The explosive growth in the amount of data created in the world continues to accelerate and surprise us in terms of sheer volume, though experts could see the signposts along the way. Gordon Moore, co-founder of Intel and the namesake of Moore's law, first forecast that the number of transistors that could be placed on an integrated circuit would double year over year. Since 1965, this "doubling principle" has been applied to many areas of computing and has more often than not been proven correct.
When applied to data, not even Moore's law seems to keep pace with the exponential growth of the past several years. Recent IDC research on digital data indicates that in 2010, the amount of digital information in the world reached beyond a zettabyte in size. That's one trillion gigabytes of information. To put that in perspective, a blogger at Cisco Systems noted that a zettabyte is roughly the size of 125 billion 8GB iPods fully loaded.
As the overall digital universe has expanded, so has the world of enterprise data. The good news for data management professionals is that our working data won't reach zettabyte scale for some time, but in the meantime we will deal with unprecedented data growth from a wide variety of sources and systems.
The term "big data" has emerged to describe this growth along with the systems and technology required to leverage it. As with many new technologies, the term has yet to be universally defined, but generally speaking, big data represents data sets that can no longer be easily managed or analyzed with traditional or common data management tools, methods and infrastructures.
At its core, big data carries certain characteristics that add to this challenge, including high velocity, high volume and in some cases a variety of data structures. These characteristics bring new challenges to data analysis, search, data integration, information discovery and exploration, reporting and system maintenance.
Big Data Sources
Early adopters of big data included scientific communities with access to expensive supercomputing environments designed for analyzing massive data sources. These projects attacked the volume side of the big data challenge but not necessarily the velocity and variety aspects - and they were expensive. Pioneering work focused on specialty projects like genomics research or pharmaceutical research data using advanced analytics to discover information that was too difficult to identify in traditional environments. Today, the scope of big data is growing beyond niche sources to include sensor and machine data, transactional data, metadata, social network data and consumer-authored information.
An example of sensor and machine data is found at the Large Hadron Collider at CERN, the European Organization for Nuclear Research. CERN scientists can generate 40 terabytes of data every second during experiments.
Similarly, Boeing jet engines can produce 10 terabytes of operational information for every 30 minutes they turn. A four- engine jumbo jet can create 640 terabytes of data on just one e Atlantic crossing; multiply that by the more than 25,000 flights flown each day, and you get an understanding of the impact that sensor and machine-produced data can make on a BI environment.
Social network data is a new and exciting source of big data that companies would like to leverage. The microblogging site Twitter serves more than 200 million users who produce more than 90 million "tweets" per day, or 800 per second. Each of these posts is approximately 200 bytes in size. On an average day, this traffic equals more than 12 gigabytes and, throughout the Twitter ecosystem, the company produces a total of eight terabytes of data per day. In comparison, the New York Stock Exchange produces about one terabyte of data per day.

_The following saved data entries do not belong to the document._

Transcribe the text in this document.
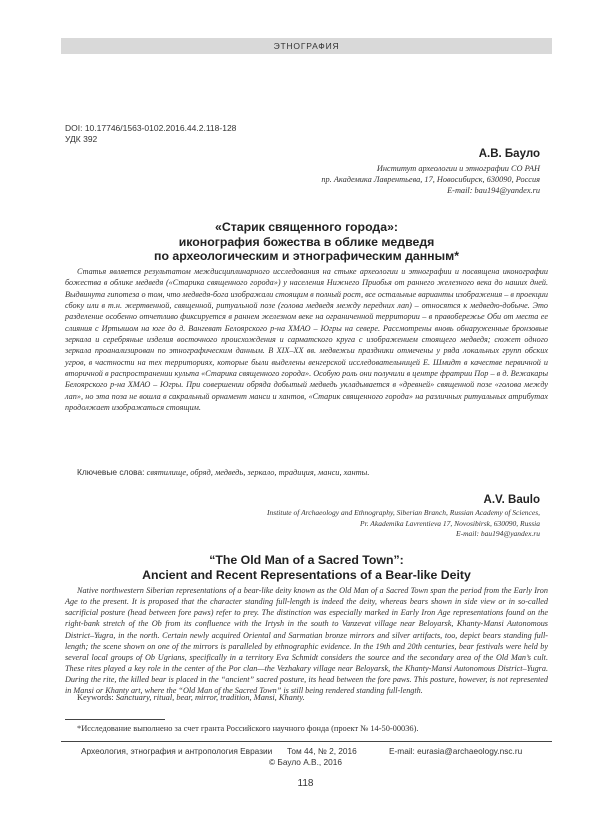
ЭТНОГРАФИЯ
DOI: 10.17746/1563-0102.2016.44.2.118-128
УДК 392
А.В. Бауло
Институт археологии и этнографии СО РАН
пр. Академика Лаврентьева, 17, Новосибирск, 630090, Россия
E-mail: bau194@yandex.ru
«Старик священного города»:
иконография божества в облике медведя
по археологическим и этнографическим данным*

Статья является результатом междисциплинарного исследования на стыке археологии и этнографии и посвящена иконографии божества в облике медведя («Старика священного города») у населения Нижнего Приобья от раннего железного века до наших дней. Выдвинута гипотеза о том, что медведя-бога изображали стоящим в полный рост, все остальные варианты изображения – в проекции сбоку или в т.н. жертвенной, священной, ритуальной позе (голова медведя между передних лап) – относятся к медведю-добыче. Это разделение особенно отчетливо фиксируется в раннем железном веке на ограниченной территории – в правобережье Оби от места ее слияния с Иртышом на юге до д. Вангеват Белоярского р-на ХМАО – Югры на севере. Рассмотрены вновь обнаруженные бронзовые зеркала и серебряные изделия восточного происхождения и сарматского круга с изображением стоящего медведя; сюжет одного зеркала проанализирован по этнографическим данным. В XIX–XX вв. медвежьи праздники отмечены у ряда локальных групп обских угров, в частности на тех территориях, которые были выделены венгерской исследовательницей Е. Шмидт в качестве первичной и вторичной в распространении культа «Старика священного города». Особую роль они получили в центре фратрии Пор – в д. Вежакары Белоярского р-на ХМАО – Югры. При совершении обряда добытый медведь укладывается в «древней» священной позе «голова между лап», но эта поза не вошла в сакральный орнамент манси и хантов, «Старик священного города» на различных ритуальных атрибутах продолжает изображаться стоящим.

Ключевые слова: святилище, обряд, медведь, зеркало, традиция, манси, ханты.
A.V. Baulo
Institute of Archaeology and Ethnography, Siberian Branch, Russian Academy of Sciences,
Pr. Akademika Lavrentieva 17, Novosibirsk, 630090, Russia
E-mail: bau194@yandex.ru
“The Old Man of a Sacred Town”:
Ancient and Recent Representations of a Bear-like Deity

Native northwestern Siberian representations of a bear-like deity known as the Old Man of a Sacred Town span the period from the Early Iron Age to the present. It is proposed that the character standing full-length is indeed the deity, whereas bears shown in side view or in so-called sacrificial posture (head between fore paws) refer to prey. The distinction was especially marked in Early Iron Age representations found on the right-bank stretch of the Ob from its confluence with the Irtysh in the south to Vanzevat village near Beloyarsk, Khanty-Mansi Autonomous District–Yugra, in the north. Certain newly acquired Oriental and Sarmatian bronze mirrors and silver artifacts, too, depict bears standing full-length; the scene shown on one of the mirrors is paralleled by ethnographic evidence. In the 19th and 20th centuries, bear festivals were held by several local groups of Ob Ugrians, specifically in a territory Eva Schmidt considers the source and the secondary area of the Old Man’s cult. These rites played a key role in the center of the Por clan—the Vezhakary village near Beloyarsk, the Khanty-Mansi Autonomous District–Yugra. During the rite, the killed bear is placed in the “ancient” sacred posture, its head between the fore paws. This posture, however, is not represented in Mansi or Khanty art, where the “Old Man of the Sacred Town” is still being rendered standing full-length.

Keywords: Sanctuary, ritual, bear, mirror, tradition, Mansi, Khanty.
*Исследование выполнено за счет гранта Российского научного фонда (проект № 14-50-00036).
Археология, этнография и антропология Евразии Том 44, № 2, 2016	E-mail: eurasia@archaeology.nsc.ru
© Бауло А.В., 2016
118
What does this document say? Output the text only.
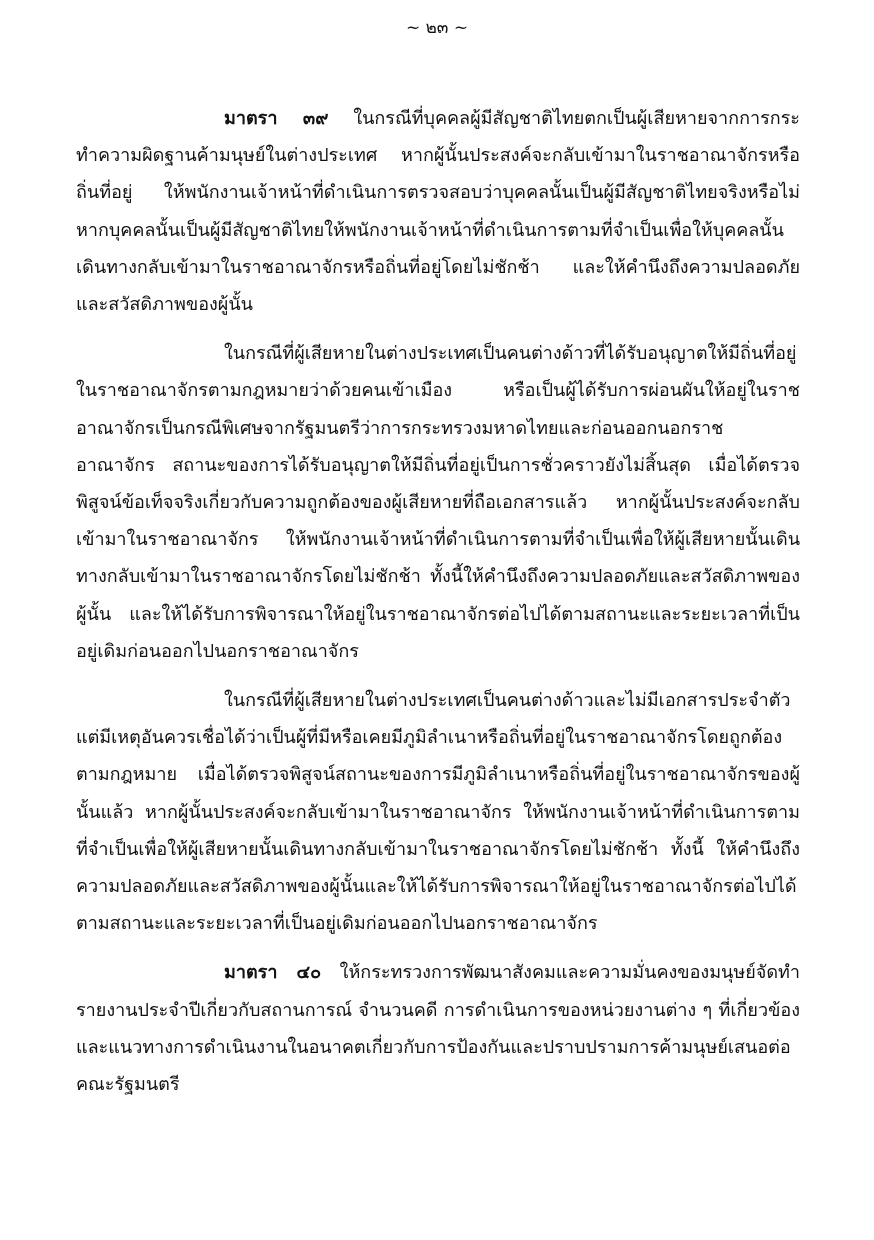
~ ๒๓ ~

มาตรา ๓๙ ในกรณีที่บุคคลผู้มีสัญชาติไทยตกเป็นผู้เสียหายจากการกระทำความผิดฐานค้ามนุษย์ในต่างประเทศ หากผู้นั้นประสงค์จะกลับเข้ามาในราชอาณาจักรหรือถิ่นที่อยู่ ให้พนักงานเจ้าหน้าที่ดำเนินการตรวจสอบว่าบุคคลนั้นเป็นผู้มีสัญชาติไทยจริงหรือไม่ หากบุคคลนั้นเป็นผู้มีสัญชาติไทยให้พนักงานเจ้าหน้าที่ดำเนินการตามที่จำเป็นเพื่อให้บุคคลนั้นเดินทางกลับเข้ามาในราชอาณาจักรหรือถิ่นที่อยู่โดยไม่ชักช้า และให้คำนึงถึงความปลอดภัยและสวัสดิภาพของผู้นั้น

ในกรณีที่ผู้เสียหายในต่างประเทศเป็นคนต่างด้าวที่ได้รับอนุญาตให้มีถิ่นที่อยู่ในราชอาณาจักรตามกฎหมายว่าด้วยคนเข้าเมือง หรือเป็นผู้ได้รับการผ่อนผันให้อยู่ในราชอาณาจักรเป็นกรณีพิเศษจากรัฐมนตรีว่าการกระทรวงมหาดไทยและก่อนออกนอกราชอาณาจักร สถานะของการได้รับอนุญาตให้มีถิ่นที่อยู่เป็นการชั่วคราวยังไม่สิ้นสุด เมื่อได้ตรวจพิสูจน์ข้อเท็จจริงเกี่ยวกับความถูกต้องของผู้เสียหายที่ถือเอกสารแล้ว หากผู้นั้นประสงค์จะกลับเข้ามาในราชอาณาจักร ให้พนักงานเจ้าหน้าที่ดำเนินการตามที่จำเป็นเพื่อให้ผู้เสียหายนั้นเดินทางกลับเข้ามาในราชอาณาจักรโดยไม่ชักช้า ทั้งนี้ให้คำนึงถึงความปลอดภัยและสวัสดิภาพของผู้นั้น และให้ได้รับการพิจารณาให้อยู่ในราชอาณาจักรต่อไปได้ตามสถานะและระยะเวลาที่เป็นอยู่เดิมก่อนออกไปนอกราชอาณาจักร

ในกรณีที่ผู้เสียหายในต่างประเทศเป็นคนต่างด้าวและไม่มีเอกสารประจำตัว แต่มีเหตุอันควรเชื่อได้ว่าเป็นผู้ที่มีหรือเคยมีภูมิลำเนาหรือถิ่นที่อยู่ในราชอาณาจักรโดยถูกต้องตามกฎหมาย เมื่อได้ตรวจพิสูจน์สถานะของการมีภูมิลำเนาหรือถิ่นที่อยู่ในราชอาณาจักรของผู้นั้นแล้ว หากผู้นั้นประสงค์จะกลับเข้ามาในราชอาณาจักร ให้พนักงานเจ้าหน้าที่ดำเนินการตามที่จำเป็นเพื่อให้ผู้เสียหายนั้นเดินทางกลับเข้ามาในราชอาณาจักรโดยไม่ชักช้า ทั้งนี้ ให้คำนึงถึงความปลอดภัยและสวัสดิภาพของผู้นั้นและให้ได้รับการพิจารณาให้อยู่ในราชอาณาจักรต่อไปได้ตามสถานะและระยะเวลาที่เป็นอยู่เดิมก่อนออกไปนอกราชอาณาจักร

มาตรา ๔๐ ให้กระทรวงการพัฒนาสังคมและความมั่นคงของมนุษย์จัดทำรายงานประจำปีเกี่ยวกับสถานการณ์ จำนวนคดี การดำเนินการของหน่วยงานต่าง ๆ ที่เกี่ยวข้อง และแนวทางการดำเนินงานในอนาคตเกี่ยวกับการป้องกันและปราบปรามการค้ามนุษย์เสนอต่อคณะรัฐมนตรี
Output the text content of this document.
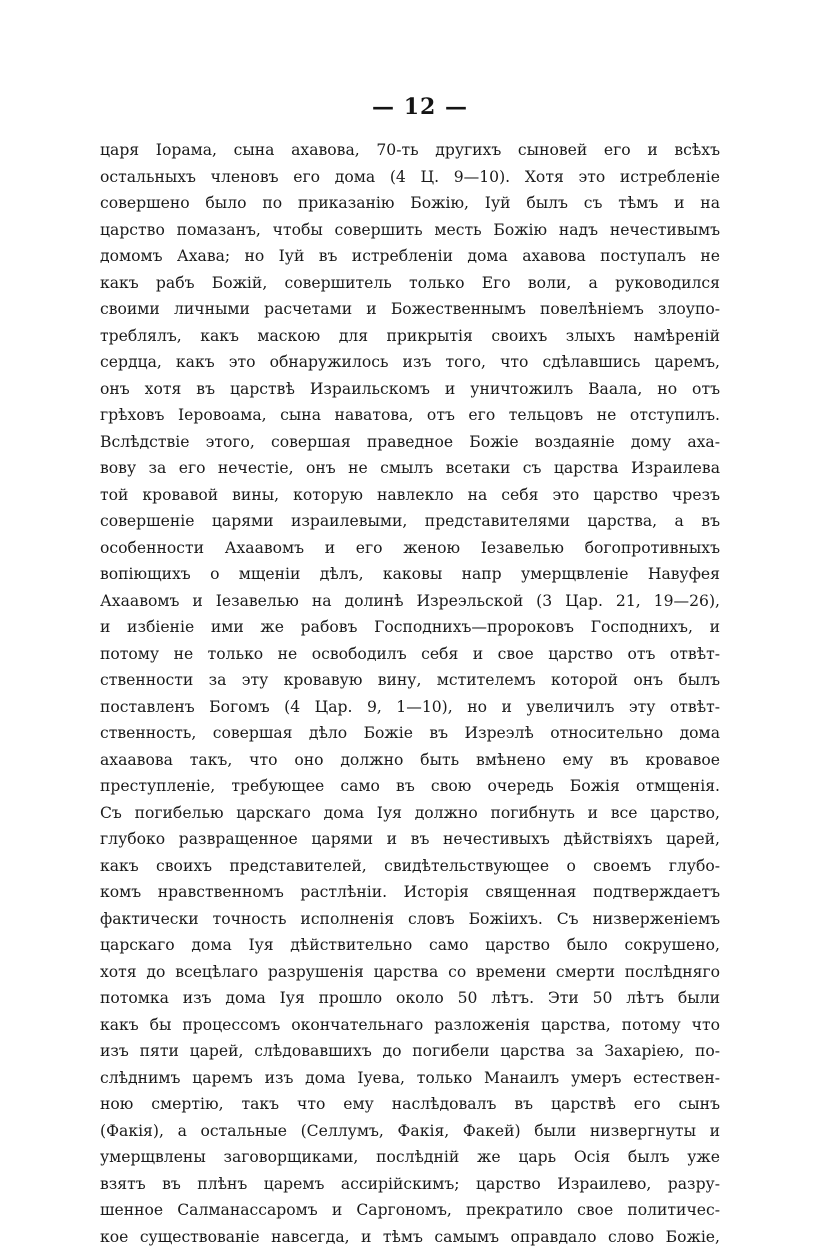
— 12 —
царя Іорама, сына ахавова, 70-ть другихъ сыновей его и всѣхъ
остальныхъ членовъ его дома (4 Ц. 9—10). Хотя это истребленіе
совершено было по приказанію Божію, Іуй былъ съ тѣмъ и на
царство помазанъ, чтобы совершить месть Божію надъ нечестивымъ
домомъ Ахава; но Іуй въ истребленіи дома ахавова поступалъ не
какъ рабъ Божій, совершитель только Его воли, а руководился
своими личными расчетами и Божественнымъ повелѣніемъ злоупо-
треблялъ, какъ маскою для прикрытія своихъ злыхъ намѣреній
сердца, какъ это обнаружилось изъ того, что сдѣлавшись царемъ,
онъ хотя въ царствѣ Израильскомъ и уничтожилъ Ваала, но отъ
грѣховъ Іеровоама, сына наватова, отъ его тельцовъ не отступилъ.
Вслѣдствіе этого, совершая праведное Божіе воздаяніе дому аха-
вову за его нечестіе, онъ не смылъ всетаки съ царства Израилева
той кровавой вины, которую навлекло на себя это царство чрезъ
совершеніе царями израилевыми, представителями царства, а въ
особенности Ахаавомъ и его женою Іезавелью богопротивныхъ
вопіющихъ о мщеніи дѣлъ, каковы напр умерщвленіе Навуфея
Ахаавомъ и Іезавелью на долинѣ Изреэльской (3 Цар. 21, 19—26),
и избіеніе ими же рабовъ Господнихъ—пророковъ Господнихъ, и
потому не только не освободилъ себя и свое царство отъ отвѣт-
ственности за эту кровавую вину, мстителемъ которой онъ былъ
поставленъ Богомъ (4 Цар. 9, 1—10), но и увеличилъ эту отвѣт-
ственность, совершая дѣло Божіе въ Изреэлѣ относительно дома
ахаавова такъ, что оно должно быть вмѣнено ему въ кровавое
преступленіе, требующее само въ свою очередь Божія отмщенія.
Съ погибелью царскаго дома Іуя должно погибнуть и все царство,
глубоко развращенное царями и въ нечестивыхъ дѣйствіяхъ царей,
какъ своихъ представителей, свидѣтельствующее о своемъ глубо-
комъ нравственномъ растлѣніи. Исторія священная подтверждаетъ
фактически точность исполненія словъ Божіихъ. Съ низверженіемъ
царскаго дома Іуя дѣйствительно само царство было сокрушено,
хотя до всецѣлаго разрушенія царства со времени смерти послѣдняго
потомка изъ дома Іуя прошло около 50 лѣтъ. Эти 50 лѣтъ были
какъ бы процессомъ окончательнаго разложенія царства, потому что
изъ пяти царей, слѣдовавшихъ до погибели царства за Захаріею, по-
слѣднимъ царемъ изъ дома Іуева, только Манаилъ умеръ естествен-
ною смертію, такъ что ему наслѣдовалъ въ царствѣ его сынъ
(Факія), а остальные (Селлумъ, Факія, Факей) были низвергнуты и
умерщвлены заговорщиками, послѣдній же царь Осія былъ уже
взятъ въ плѣнъ царемъ ассирійскимъ; царство Израилево, разру-
шенное Салманассаромъ и Саргономъ, прекратило свое политичес-
кое существованіе навсегда, и тѣмъ самымъ оправдало слово Божіе,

In July of this year, Facebook announced they had surpassed the 750 million active-user mark, making the social networking site the largest consumer-driven data source in the world. Facebook users spend more than 700 billion minutes per month on the service, and the average user creates 90 pieces of content every 30 days. Each month, the community creates more than 30 billion pieces of content ranging from Web links, news, stories, blog posts and notes to videos and photos. Not all of this information is useful to enterprise companies, but Facebook represents a goldmine of consumer data that can be integrated into CRM systems, call center applications and various business intelligence programs.
Transactional data has grown in velocity and volume at many companies. As recently as 2005, the largest data warehouse in the world was estimated to be 100 terabytes in size. Today, Wal-Mart, the world's largest retailer, is logging one million customer transactions per hour and feeding information into databases estimated at 2.5 petabytes in size.
It is no surprise that, as all of this data enters our systems, organizing and managing it becomes an enormous task. Metadata management systems are being stretched to maintain a categorical view and to deliver functionality around big data. Metadata, which many call the information about our information, is growing as quickly as data itself in big data environments.
As we see, the data of big data comes from a wide variety of sources. In some cases, it resembles traditional data sources; in others, it's highly unstructured and moving at a velocity that makes it difficult to analyze.
Data, Technology and Affordability
The convergence of new technologies, growing information stores and a reduction in the overall cost and time needed for analysis has helped big data jump the chasm from innovation to early adoption. Big data is still an early-stage technology, but expect that over the next 18 months it will break double digits on project adoption. Using anecdotal references, less than 10 percent of enterprises appear to have deployed a big data project to this date.